8.        Why should his brown children have any place in shaping America to their liking? They are not American and what they want is not what native Americans want. Geographic location is not nationality. I didn't become Japanese because I lived in Tokyo, and I'm not Italian just because I reside in Italy and speak Italian. Nationality is not a difficult concept, it is not an abstract concept, and it consists of considerably more than official government paperwork.
9.        No one is "demonizing" anyone. To observe that the man, his wife, her parents, or his children have zero American heritage between them is not demonization, it is accurate observation. We can also observe that their behavior is very much in line with the Alt-Right's predictive model for it. He's not concerned that the Alt-Right is wrong, or evil, he's concerned that we are correct.
10.     It is not Trump, his candidacy, his presidency, or the Alt-Right that will ignite a race war. What will ignite ethnic conflict in the USA is the same thing that has always ignited it everywhere around the world since the dawn of Man; the presence of different ethnicities in the same geographical location. This outcome has been the most likely one since 1965, and no amount of solipsism, handwringing, appeals to emotion, and searching for a Nazi bad guy is going to avert it.

BN has a rather different perspective:
Read your article today. On the train I dug out The Fate of Empires by John Glubb as it reminded me of what you were saying. It still amazes me the reaction one gets when it is shared with liberals. If they can move beyond coarsely dismissing the author they sputter and say "America is different. We are different." Is there any scenario you see the identity politics and brewing ethnic tensions in the US de-escalates? I think if Trump utterly fails as president maybe it defers it.
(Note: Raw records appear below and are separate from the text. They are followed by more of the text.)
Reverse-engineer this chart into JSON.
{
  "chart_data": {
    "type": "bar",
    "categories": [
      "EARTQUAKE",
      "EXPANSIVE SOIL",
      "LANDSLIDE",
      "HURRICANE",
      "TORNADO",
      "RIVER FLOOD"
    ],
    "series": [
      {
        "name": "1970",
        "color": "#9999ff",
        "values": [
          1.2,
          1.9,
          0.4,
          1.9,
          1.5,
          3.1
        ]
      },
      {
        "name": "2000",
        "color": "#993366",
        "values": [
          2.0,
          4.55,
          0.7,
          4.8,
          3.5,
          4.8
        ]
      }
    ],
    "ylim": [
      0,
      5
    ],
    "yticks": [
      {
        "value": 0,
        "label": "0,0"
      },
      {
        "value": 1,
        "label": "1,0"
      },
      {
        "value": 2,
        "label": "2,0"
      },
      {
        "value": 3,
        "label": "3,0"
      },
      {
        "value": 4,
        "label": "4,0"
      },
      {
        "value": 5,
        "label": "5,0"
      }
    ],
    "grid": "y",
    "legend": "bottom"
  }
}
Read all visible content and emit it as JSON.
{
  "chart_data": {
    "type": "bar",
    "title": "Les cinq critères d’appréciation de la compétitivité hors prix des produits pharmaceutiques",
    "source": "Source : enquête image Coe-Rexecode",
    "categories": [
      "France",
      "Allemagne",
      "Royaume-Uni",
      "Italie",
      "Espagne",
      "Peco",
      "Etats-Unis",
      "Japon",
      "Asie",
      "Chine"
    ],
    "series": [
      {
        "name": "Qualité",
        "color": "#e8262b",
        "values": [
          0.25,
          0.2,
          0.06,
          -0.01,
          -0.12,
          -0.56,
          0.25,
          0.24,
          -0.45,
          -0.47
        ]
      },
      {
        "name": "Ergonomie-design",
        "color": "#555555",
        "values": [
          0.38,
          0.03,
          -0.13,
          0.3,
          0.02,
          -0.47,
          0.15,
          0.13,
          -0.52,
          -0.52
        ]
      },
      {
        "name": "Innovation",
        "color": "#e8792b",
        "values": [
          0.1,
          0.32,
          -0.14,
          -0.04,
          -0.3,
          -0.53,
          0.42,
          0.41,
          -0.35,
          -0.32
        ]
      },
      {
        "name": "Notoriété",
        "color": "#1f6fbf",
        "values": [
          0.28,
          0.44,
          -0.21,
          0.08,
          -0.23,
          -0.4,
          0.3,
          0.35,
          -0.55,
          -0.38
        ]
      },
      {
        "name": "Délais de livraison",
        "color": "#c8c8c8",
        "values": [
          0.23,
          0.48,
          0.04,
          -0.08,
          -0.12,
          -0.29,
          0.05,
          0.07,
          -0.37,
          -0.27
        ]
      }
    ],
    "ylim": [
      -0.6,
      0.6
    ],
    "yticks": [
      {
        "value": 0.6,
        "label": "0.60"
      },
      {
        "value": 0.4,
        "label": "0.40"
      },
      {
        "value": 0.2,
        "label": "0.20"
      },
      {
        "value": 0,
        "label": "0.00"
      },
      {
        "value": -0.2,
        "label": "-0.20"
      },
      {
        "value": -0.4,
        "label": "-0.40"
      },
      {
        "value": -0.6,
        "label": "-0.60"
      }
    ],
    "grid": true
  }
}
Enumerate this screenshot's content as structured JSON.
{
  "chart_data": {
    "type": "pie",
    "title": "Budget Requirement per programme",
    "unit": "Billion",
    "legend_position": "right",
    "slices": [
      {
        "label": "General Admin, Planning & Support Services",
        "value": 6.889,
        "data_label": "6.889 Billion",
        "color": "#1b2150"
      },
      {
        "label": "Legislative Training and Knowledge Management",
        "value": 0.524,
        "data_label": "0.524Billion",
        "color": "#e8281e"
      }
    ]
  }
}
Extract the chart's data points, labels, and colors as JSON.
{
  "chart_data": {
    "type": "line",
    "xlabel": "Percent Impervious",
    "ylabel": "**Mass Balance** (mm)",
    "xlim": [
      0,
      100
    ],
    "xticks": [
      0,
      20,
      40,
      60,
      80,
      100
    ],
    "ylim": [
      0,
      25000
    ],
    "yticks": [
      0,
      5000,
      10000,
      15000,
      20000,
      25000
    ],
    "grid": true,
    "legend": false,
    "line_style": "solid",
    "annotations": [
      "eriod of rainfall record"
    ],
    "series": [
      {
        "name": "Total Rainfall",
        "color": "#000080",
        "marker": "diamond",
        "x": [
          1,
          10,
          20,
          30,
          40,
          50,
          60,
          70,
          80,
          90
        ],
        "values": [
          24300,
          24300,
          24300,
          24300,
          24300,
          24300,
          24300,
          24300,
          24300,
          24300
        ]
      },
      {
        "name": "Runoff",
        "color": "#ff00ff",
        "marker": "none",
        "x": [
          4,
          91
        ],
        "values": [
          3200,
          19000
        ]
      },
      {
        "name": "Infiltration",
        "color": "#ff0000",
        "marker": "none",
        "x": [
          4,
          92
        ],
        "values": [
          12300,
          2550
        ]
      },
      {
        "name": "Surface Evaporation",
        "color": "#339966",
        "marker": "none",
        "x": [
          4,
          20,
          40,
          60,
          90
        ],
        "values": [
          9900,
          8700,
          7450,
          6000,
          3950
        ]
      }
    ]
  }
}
But just do not see him failing.

The fact is that only Donald Trump can significantly delay the inevitable strife, and he can only do so by accepting a lot more of it than most Americans are presently willing to accept. If Trump somehow managed to return the US demographics to 80-85 percent white in the next eight years through immigration restrictions and repatriations, that would buy the USA at least another generation, and possibly two, of relative domestic tranquility.

Even a return to the pre-1986 amnesty demographic balance would be a de-escalation scenario. But I find it very hard to believe that the God-Emperor Ascendant has the vision, or the nerve, to push that far ahead of the conceptual curve. The best we can probably hope for is that he will keep the situation from actually getting worse, and thereby stave off serious domestic conflict until an eventual financial collapse, which I anticipate in the early 2030s.

And finally, a reader from Bradford adds a somber note:
The community of my street doesn’t exist anymore. The social organizations don’t exist any more. It’s all been erased except that the stone, brick and mortar still stands.

Devastating. That is what the Englishman and his family have to offer America. Social destruction. And that is why all sane Americans should want them to go home, whether that is Manila or Bradford. It's not about the quality of the immigrants, the scale of the mass migration has rendered that irrelevant now. It's a simple and straightforward matter of quantity.

That is what the Alt-Right is standing against. That is why the Alt-Right exists.